Another thought, more terrible, occurred to him. He bowed in request another time, delaying her return to the cave.
“What else?” she asked him.
“If I die you are supposed to give me honorable burial. I do not want that.”
“What—not to be buried?”
“Not by qujalin rites. No, I had rather the birds and the wolves than that.”
She shrugged, as if that did not at all offend her. “Birds and wolves will likely care for both of us before all is done,” she said. “I am glad thee sees the matter that way. I probably should have no time for amenities. Care for thyself and gather thy gear and mine. We are leaving this place.”
“Where are we bound?”
“Where I will to go.”
He bowed acceptance with a heavy heart, knowing of increasing certainty that he could not reason with her. She meant to die. It was cruel to have laid claim to an ilin under that circumstance, but that was the way of his oath. If a man survived his year, he was purged of crimes and disgrace. Heaven would have extracted due penance for his sins.

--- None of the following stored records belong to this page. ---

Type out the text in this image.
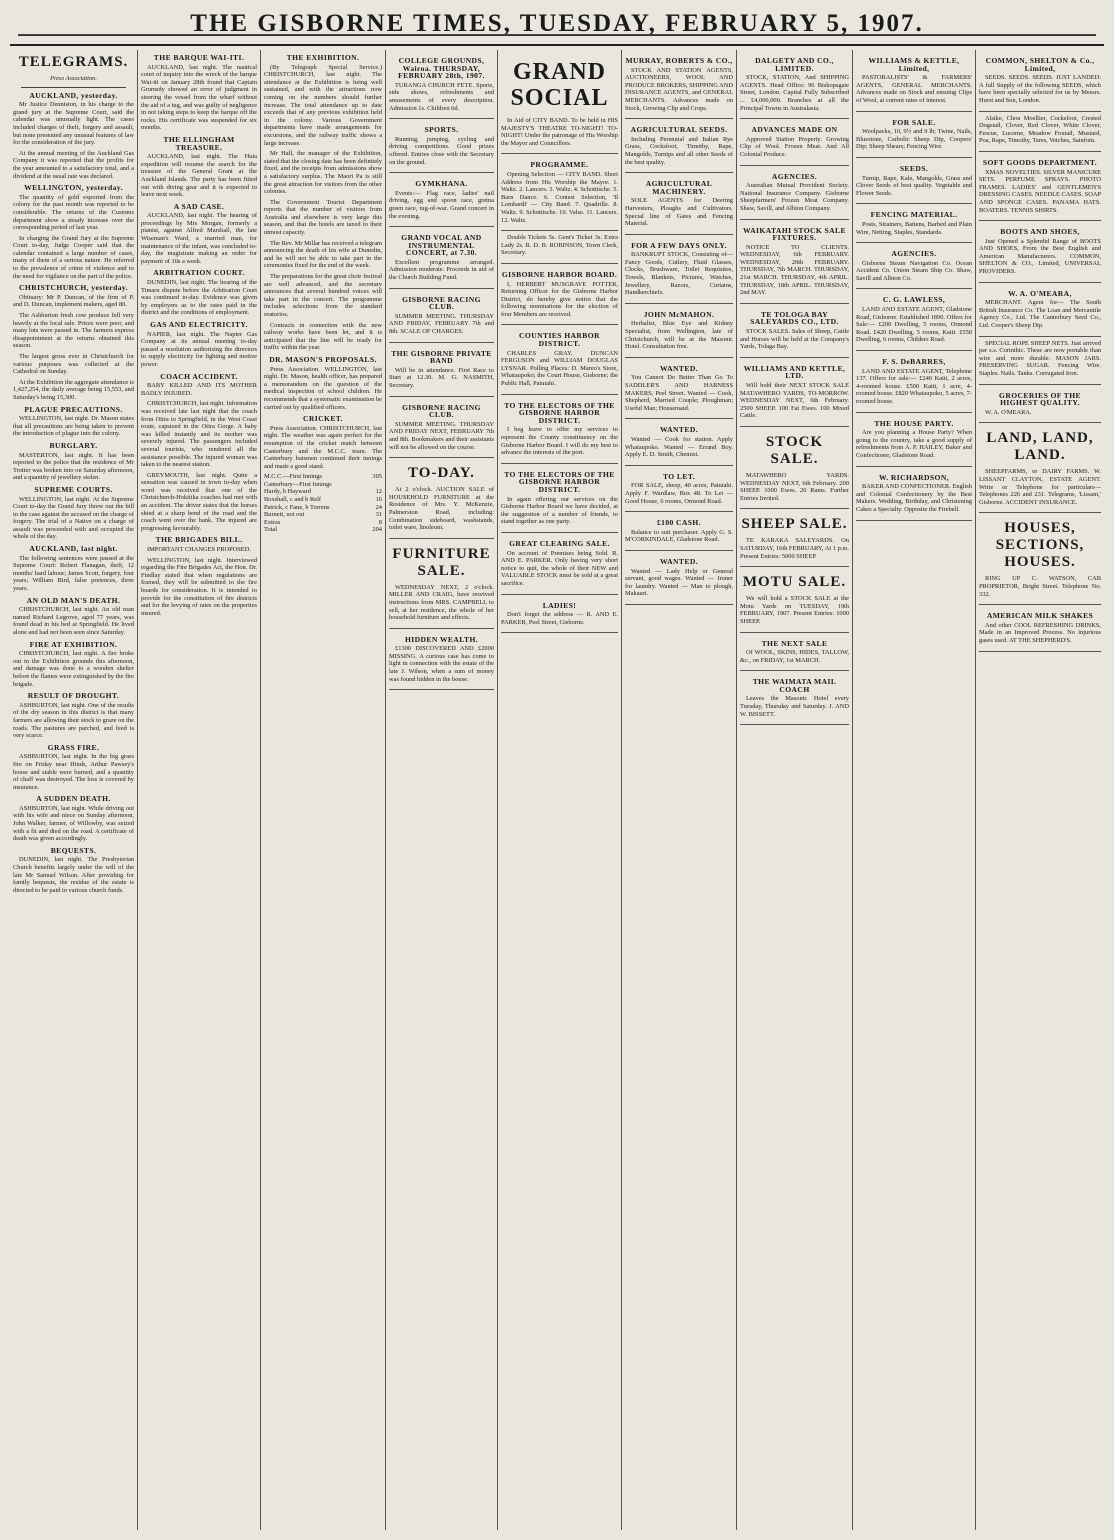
THE GISBORNE TIMES, TUESDAY, FEBRUARY 5, 1907.
TELEGRAMS.
Press Association.
AUCKLAND, yesterday.
Mr Justice Denniston, in his charge to the grand jury at the Supreme Court, said the calendar was unusually light. The cases included charges of theft, forgery and assault, but none presented any unusual features of law for the consideration of the jury.
At the annual meeting of the Auckland Gas Company it was reported that the profits for the year amounted to a satisfactory total, and a dividend at the usual rate was declared.
WELLINGTON, yesterday.
The quantity of gold exported from the colony for the past month was reported to be considerable. The returns of the Customs department show a steady increase over the corresponding period of last year.
In charging the Grand Jury at the Supreme Court to-day, Judge Cooper said that the calendar contained a large number of cases, many of them of a serious nature. He referred to the prevalence of crime of violence and to the need for vigilance on the part of the police.
CHRISTCHURCH, yesterday.
Obituary: Mr P. Duncan, of the firm of P. and D. Duncan, implement makers, aged 80.
The Ashburton fresh cow produce fell very heavily at the local sale. Prices were poor, and many lots were passed in. The farmers express disappointment at the returns obtained this season.
The largest gross ever in Christchurch for various purposes was collected at the Cathedral on Sunday.
At the Exhibition the aggregate attendance is 1,427,254, the daily average being 15,553, and Saturday's being 15,300.
PLAGUE PRECAUTIONS.
WELLINGTON, last night. Dr. Mason states that all precautions are being taken to prevent the introduction of plague into the colony.
BURGLARY.
MASTERTON, last night. It has been reported to the police that the residence of Mr Trotter was broken into on Saturday afternoon, and a quantity of jewellery stolen.
SUPREME COURTS.
WELLINGTON, last night. At the Supreme Court to-day the Grand Jury threw out the bill in the case against the accused on the charge of forgery. The trial of a Native on a charge of assault was proceeded with and occupied the whole of the day.
AUCKLAND, last night.
The following sentences were passed at the Supreme Court: Robert Flanagan, theft, 12 months' hard labour; James Scott, forgery, four years; William Bird, false pretences, three years.
AN OLD MAN'S DEATH.
CHRISTCHURCH, last night. An old man named Richard Legrove, aged 77 years, was found dead in his bed at Springfield. He lived alone and had not been seen since Saturday.
FIRE AT EXHIBITION.
CHRISTCHURCH, last night. A fire broke out in the Exhibition grounds this afternoon, and damage was done to a wooden shelter before the flames were extinguished by the fire brigade.
RESULT OF DROUGHT.
ASHBURTON, last night. One of the results of the dry season in this district is that many farmers are allowing their stock to graze on the roads. The pastures are parched, and feed is very scarce.
GRASS FIRE.
ASHBURTON, last night. In the big grass fire on Friday near Hinds, Arthur Pawsey's house and stable were burned, and a quantity of chaff was destroyed. The loss is covered by insurance.
A SUDDEN DEATH.
ASHBURTON, last night. While driving out with his wife and niece on Sunday afternoon, John Walker, farmer, of Willowby, was seized with a fit and died on the road. A certificate of death was given accordingly.
BEQUESTS.
DUNEDIN, last night. The Presbyterian Church benefits largely under the will of the late Mr Samuel Wilson. After providing for family bequests, the residue of the estate is directed to be paid to various church funds.
THE BARQUE WAI-ITI.
AUCKLAND, last night. The nautical court of inquiry into the wreck of the barque Wai-iti on January 28th found that Captain Grumsdy showed an error of judgment in steering the vessel from the wharf without the aid of a tug, and was guilty of negligence in not taking steps to keep the barque off the rocks. His certificate was suspended for six months.
THE ELLINGHAM TREASURE.
AUCKLAND, last night. The Huia expedition will resume the search for the treasure of the General Grant at the Auckland Islands. The party has been fitted out with diving gear and it is expected to leave next week.
A SAD CASE.
AUCKLAND, last night. The hearing of proceedings by Mrs Morgan, formerly a pianist, against Alfred Marshall, the late Wiseman's Ward, a married man, for maintenance of the infant, was concluded to-day, the magistrate making an order for payment of 10s a week.
ARBITRATION COURT.
DUNEDIN, last night. The hearing of the Timaru dispute before the Arbitration Court was continued to-day. Evidence was given by employers as to the rates paid in the district and the conditions of employment.
GAS AND ELECTRICITY.
NAPIER, last night. The Napier Gas Company at its annual meeting to-day passed a resolution authorising the directors to supply electricity for lighting and motive power.
COACH ACCIDENT.
BABY KILLED AND ITS MOTHER BADLY INJURED.
CHRISTCHURCH, last night. Information was received late last night that the coach from Otira to Springfield, in the West Coast route, capsized in the Otira Gorge. A baby was killed instantly and its mother was severely injured. The passengers included several tourists, who rendered all the assistance possible. The injured woman was taken to the nearest station.
GREYMOUTH, last night. Quite a sensation was caused in town to-day when word was received that one of the Christchurch-Hokitika coaches had met with an accident. The driver states that the horses shied at a sharp bend of the road and the coach went over the bank. The injured are progressing favourably.
THE BRIGADES BILL.
IMPORTANT CHANGES PROPOSED.
WELLINGTON, last night. Interviewed regarding the Fire Brigades Act, the Hon. Dr. Findlay stated that when regulations are framed, they will be submitted to the fire boards for consideration. It is intended to provide for the constitution of fire districts and for the levying of rates on the properties insured.
THE EXHIBITION.
(By Telegraph Special Service.) CHRISTCHURCH, last night. The attendance at the Exhibition is being well sustained, and with the attractions now coming on the numbers should further increase. The total attendance up to date exceeds that of any previous exhibition held in the colony. Various Government departments have made arrangements for excursions, and the railway traffic shows a large increase.
Mr Hall, the manager of the Exhibition, stated that the closing date has been definitely fixed, and the receipts from admissions show a satisfactory surplus. The Maori Pa is still the great attraction for visitors from the other colonies.
The Government Tourist Department reports that the number of visitors from Australia and elsewhere is very large this season, and that the hotels are taxed to their utmost capacity.
The Rev. Mr Millar has received a telegram announcing the death of his wife at Dunedin, and he will not be able to take part in the ceremonies fixed for the end of the week.
The preparations for the great choir festival are well advanced, and the secretary announces that several hundred voices will take part in the concert. The programme includes selections from the standard oratorios.
Contracts in connection with the new railway works have been let, and it is anticipated that the line will be ready for traffic within the year.
DR. MASON'S PROPOSALS.
Press Association. WELLINGTON, last night. Dr. Mason, health officer, has prepared a memorandum on the question of the medical inspection of school children. He recommends that a systematic examination be carried out by qualified officers.
CRICKET.
Press Association. CHRISTCHURCH, last night. The weather was again perfect for the resumption of the cricket match between Canterbury and the M.C.C. team. The Canterbury batsmen continued their innings and made a good stand.
M.C.C.—First Innings	305
Canterbury—First Innings
Hardy, b Hayward	12
Boxshall, c and b Relf	16
Patrick, c Fane, b Torrens	24
Burnett, not out	31
Extras	8
Total	204
COLLEGE GROUNDS, Wairoa. THURSDAY, FEBRUARY 28th, 1907.
TURANGA CHURCH FETE. Sports, side shows, refreshments and amusements of every description. Admission 1s. Children 6d.
SPORTS.
Running, jumping, cycling and driving competitions. Good prizes offered. Entries close with the Secretary on the ground.
GYMKHANA.
Events:— Flag race, ladies' nail driving, egg and spoon race, gretna green race, tug-of-war. Grand concert in the evening.
GRAND VOCAL AND INSTRUMENTAL CONCERT, at 7.30.
Excellent programme arranged. Admission moderate. Proceeds in aid of the Church Building Fund.
GISBORNE RACING CLUB.
SUMMER MEETING. THURSDAY AND FRIDAY, FEBRUARY 7th and 8th. SCALE OF CHARGES.
THE GISBORNE PRIVATE BAND
Will be in attendance. First Race to Start at 12.30. M. G. NASMITH, Secretary.
GISBORNE RACING CLUB.
SUMMER MEETING. THURSDAY AND FRIDAY NEXT, FEBRUARY 7th and 8th. Bookmakers and their assistants will not be allowed on the course.
TO-DAY.
At 2 o'clock. AUCTION SALE of HOUSEHOLD FURNITURE at the Residence of Mrs. Y. McKenzie, Palmerston Road, including: Combination sideboard, washstands, toilet ware, linoleum.
FURNITURE SALE.
WEDNESDAY NEXT, 2 o'clock. MILLER AND CRAIG, have received instructions from MRS. CAMPBELL to sell, at her residence, the whole of her household furniture and effects.
HIDDEN WEALTH.
£1300 DISCOVERED AND £2000 MISSING. A curious case has come to light in connection with the estate of the late J. Wilson, when a sum of money was found hidden in the house.
GRAND SOCIAL
In Aid of CITY BAND. To be held in HIS MAJESTY'S THEATRE TO-NIGHT! TO-NIGHT! Under the patronage of His Worship the Mayor and Councillors.
PROGRAMME.
Opening Selection — CITY BAND. Short Address from His Worship the Mayor. 1. Waltz. 2. Lancers. 3. Waltz. 4. Schottische. 5. Barn Dance. 6. Contest Selection, 'Il Lombardi' — City Band. 7. Quadrille. 8. Waltz. 9. Schottische. 10. Valse. 11. Lancers. 12. Waltz.
Double Tickets 5s. Gent's Ticket 3s. Extra Lady 2s. R. D. B. ROBINSON, Town Clerk, Secretary.
GISBORNE HARBOR BOARD.
I, HERBERT MUSGRAVE POTTER, Returning Officer for the Gisborne Harbor District, do hereby give notice that the following nominations for the election of four Members are received.
COUNTIES HARBOR DISTRICT.
CHARLES GRAY. DUNCAN FERGUSON and WILLIAM DOUGLAS LYSNAR. Polling Places: D. Mareo's Store, Whataupoko; the Court House, Gisborne; the Public Hall, Patutahi.
TO THE ELECTORS OF THE GISBORNE HARBOR DISTRICT.
I beg leave to offer my services to represent the County constituency on the Gisborne Harbor Board. I will do my best to advance the interests of the port.
TO THE ELECTORS OF THE GISBORNE HARBOR DISTRICT.
In again offering our services on the Gisborne Harbor Board we have decided, at the suggestion of a number of friends, to stand together as one party.
GREAT CLEARING SALE.
On account of Premises being Sold. R. AND E. PARKER. Only having very short notice to quit, the whole of their NEW and VALUABLE STOCK must be sold at a great sacrifice.
LADIES!
Don't forget the address — R. AND E. PARKER, Peel Street, Gisborne.
MURRAY, ROBERTS & CO.,
STOCK AND STATION AGENTS, AUCTIONEERS, WOOL AND PRODUCE BROKERS, SHIPPING AND INSURANCE AGENTS, and GENERAL MERCHANTS. Advances made on Stock, Growing Clip and Crops.
AGRICULTURAL SEEDS.
Including Perennial and Italian Rye Grass, Cocksfoot, Timothy, Rape, Mangolds, Turnips and all other Seeds of the best quality.
AGRICULTURAL MACHINERY.
SOLE AGENTS for Deering Harvesters, Ploughs and Cultivators. Special line of Gates and Fencing Material.
FOR A FEW DAYS ONLY.
BANKRUPT STOCK, Consisting of— Fancy Goods, Cutlery, Fluid Glasses, Clocks, Brushware, Toilet Requisites, Towels, Blankets, Pictures, Watches, Jewellery, Razors, Curtains, Handkerchiefs.
JOHN McMAHON.
Herbalist, Blue Eye and Kidney Specialist, from Wellington, late of Christchurch, will be at the Masonic Hotel. Consultation free.
WANTED.
You Cannot Do Better Than Go To SADDLER'S AND HARNESS MAKERS, Peel Street. Wanted — Cook, Shepherd, Married Couple; Ploughman; Useful Man; Housemaid.
WANTED.
Wanted — Cook for station. Apply Whataupoko. Wanted — Errand Boy. Apply E. D. Smith, Chemist.
TO LET.
FOR SALE, sheep, 40 acres, Patutahi. Apply F. Wardlaw, Box 48. To Let — Good House, 6 rooms, Ormond Road.
£100 CASH.
Balance to suit purchaser. Apply G. S. M'CORKINDALE, Gladstone Road.
WANTED.
Wanted — Lady Help or General servant, good wages. Wanted — Ironer for laundry. Wanted — Man to plough, Makauri.
DALGETY AND CO., LIMITED.
STOCK, STATION, And SHIPPING AGENTS. Head Office: 96 Bishopsgate Street, London. Capital Fully Subscribed ... £4,000,000. Branches at all the Principal Towns in Australasia.
ADVANCES MADE ON
Approved Station Property. Growing Clip of Wool. Frozen Meat. And All Colonial Produce.
AGENCIES.
Australian Mutual Provident Society. National Insurance Company. Gisborne Sheepfarmers' Frozen Meat Company. Shaw, Savill, and Albion Company.
WAIKATAHI STOCK SALE FIXTURES.
NOTICE TO CLIENTS. WEDNESDAY, 6th FEBRUARY. WEDNESDAY, 20th FEBRUARY. THURSDAY, 7th MARCH. THURSDAY, 21st MARCH. THURSDAY, 4th APRIL. THURSDAY, 18th APRIL. THURSDAY, 2nd MAY.
TE TOLOGA BAY SALEYARDS CO., LTD.
STOCK SALES. Sales of Sheep, Cattle and Horses will be held at the Company's Yards, Tolaga Bay.
WILLIAMS AND KETTLE, LTD.
Will hold their NEXT STOCK SALE MATAWHERO YARDS, TO-MORROW. WEDNESDAY NEXT, 6th February. 2500 SHEEP. 100 Fat Ewes. 100 Mixed Cattle.
STOCK SALE.
MATAWHERO YARDS. WEDNESDAY NEXT, 6th February. 200 SHEEP. 1000 Ewes. 20 Rams. Further Entries Invited.
SHEEP SALE.
TE KARAKA SALEYARDS. On SATURDAY, 16th FEBRUARY, At 1 p.m. Present Entries: 5000 SHEEP.
MOTU SALE.
We will hold a STOCK SALE at the Motu Yards on TUESDAY, 19th FEBRUARY, 1907. Present Entries: 1000 SHEEP.
THE NEXT SALE
Of WOOL, SKINS, HIDES, TALLOW, &c., on FRIDAY, 1st MARCH.
THE WAIMATA MAIL COACH
Leaves the Masonic Hotel every Tuesday, Thursday and Saturday. J. AND W. BISSETT.
WILLIAMS & KETTLE, Limited,
PASTORALISTS' & FARMERS' AGENTS, GENERAL MERCHANTS. Advances made on Stock and ensuing Clips of Wool, at current rates of interest.
FOR SALE.
Woolpacks, 10, 9½ and 9 lb; Twine, Nails, Bluestone, Carbolic Sheep Dip, Coopers' Dip; Sheep Shears; Fencing Wire.
SEEDS.
Turnip, Rape, Kale, Mangolds, Grass and Clover Seeds of best quality. Vegetable and Flower Seeds.
FENCING MATERIAL.
Posts, Strainers, Battens, Barbed and Plain Wire, Netting, Staples, Standards.
AGENCIES.
Gisborne Steam Navigation Co. Ocean Accident Co. Union Steam Ship Co. Shaw, Savill and Albion Co.
C. G. LAWLESS,
LAND AND ESTATE AGENT, Gladstone Road, Gisborne. Established 1890. Offers for Sale:— £200 Dwelling, 5 rooms, Ormond Road. £420 Dwelling, 5 rooms, Kaiti. £550 Dwelling, 6 rooms, Childers Road.
F. S. DeBARRES,
LAND AND ESTATE AGENT, Telephone 137. Offers for sale:— £240 Kaiti, 2 acres, 4-roomed house. £500 Kaiti, 1 acre, 4-roomed house. £820 Whataupoko, 5 acres, 7-roomed house.
THE HOUSE PARTY.
Are you planning a House Party? When going to the country, take a good supply of refreshments from A. P. HAILEY, Baker and Confectioner, Gladstone Road.
W. RICHARDSON,
BAKER AND CONFECTIONER. English and Colonial Confectionery by the Best Makers. Wedding, Birthday, and Christening Cakes a Specialty. Opposite the Firebell.
COMMON, SHELTON & Co., Limited,
SEEDS. SEEDS. SEEDS. JUST LANDED: A full Supply of the following SEEDS, which have been specially selected for us by Messrs. Hurst and Son, London.
Alsike, Chou Moellier, Cocksfoot, Crested Dogstail, Clover, Red Clover, White Clover, Fescue, Lucerne, Meadow Foxtail, Mustard, Poa, Rape, Timothy, Tares, Vetches, Sainfoin.
SOFT GOODS DEPARTMENT.
XMAS NOVELTIES. SILVER MANICURE SETS. PERFUME SPRAYS. PHOTO FRAMES. LADIES' and GENTLEMEN'S DRESSING CASES. NEEDLE CASES. SOAP AND SPONGE CASES. PANAMA HATS. BOATERS. TENNIS SHIRTS.
BOOTS AND SHOES,
Just Opened a Splendid Range of BOOTS AND SHOES, From the Best English and American Manufacturers. COMMON, SHELTON & CO., Limited, UNIVERSAL PROVIDERS.
W. A. O'MEARA,
MERCHANT. Agent for— The South British Insurance Co. The Loan and Mercantile Agency Co., Ltd. The Canterbury Seed Co., Ltd. Cooper's Sheep Dip.
SPECIAL ROPE SHEEP NETS. Just arrived per s.s. Corinthic. These are now portable than wire and more durable. MASON JARS. PRESERVING SUGAR. Fencing Wire. Staples. Nails. Tanks. Corrugated Iron.
GROCERIES OF THE HIGHEST QUALITY.
W. A. O'MEARA.
LAND, LAND, LAND.
SHEEPFARMS, or DAIRY FARMS. W. LISSANT CLAYTON, ESTATE AGENT. Write or Telephone for particulars— Telephones 226 and 231. Telegrams, 'Lissant,' Gisborne. ACCIDENT INSURANCE.
HOUSES, SECTIONS, HOUSES.
RING UP C. WATSON, CAB PROPRIETOR, Bright Street. Telephone No. 332.
AMERICAN MILK SHAKES
And other COOL REFRESHING DRINKS, Made in an Improved Process. No injurious gases used. AT THE SHEPHERD'S.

Many did not survive. It was presumed Heaven had exacted punishment. They were counted honorable suicides.
He bound up his hand with the cleanly remedies that he knew, though it hurt with dull persistence; and then he gathered up all their belongings, his and hers, and saddled both the horses. The sky was beginning to clear. The sun shone down on him as he worked, and glittered coldly off the golden hilt of the blade he hung upon the gray’s saddle. The dragon leered at him, fringed mouth agape, clenching the blade in his teeth; his spread legs made the guard; his back-winding tail guarded the fingers.
He feared even to touch it. No Korish work, that, whatever hand had made the plain sheath. It was alien and otherly, and when he ventured in curiosity to ease the awful thing even a little way from its sheath, he found strange letters, the blade itself like a shard of glass—even touching it threatened injury. No blade ever existed of such substance: and yet it seemed more perilous than fragile.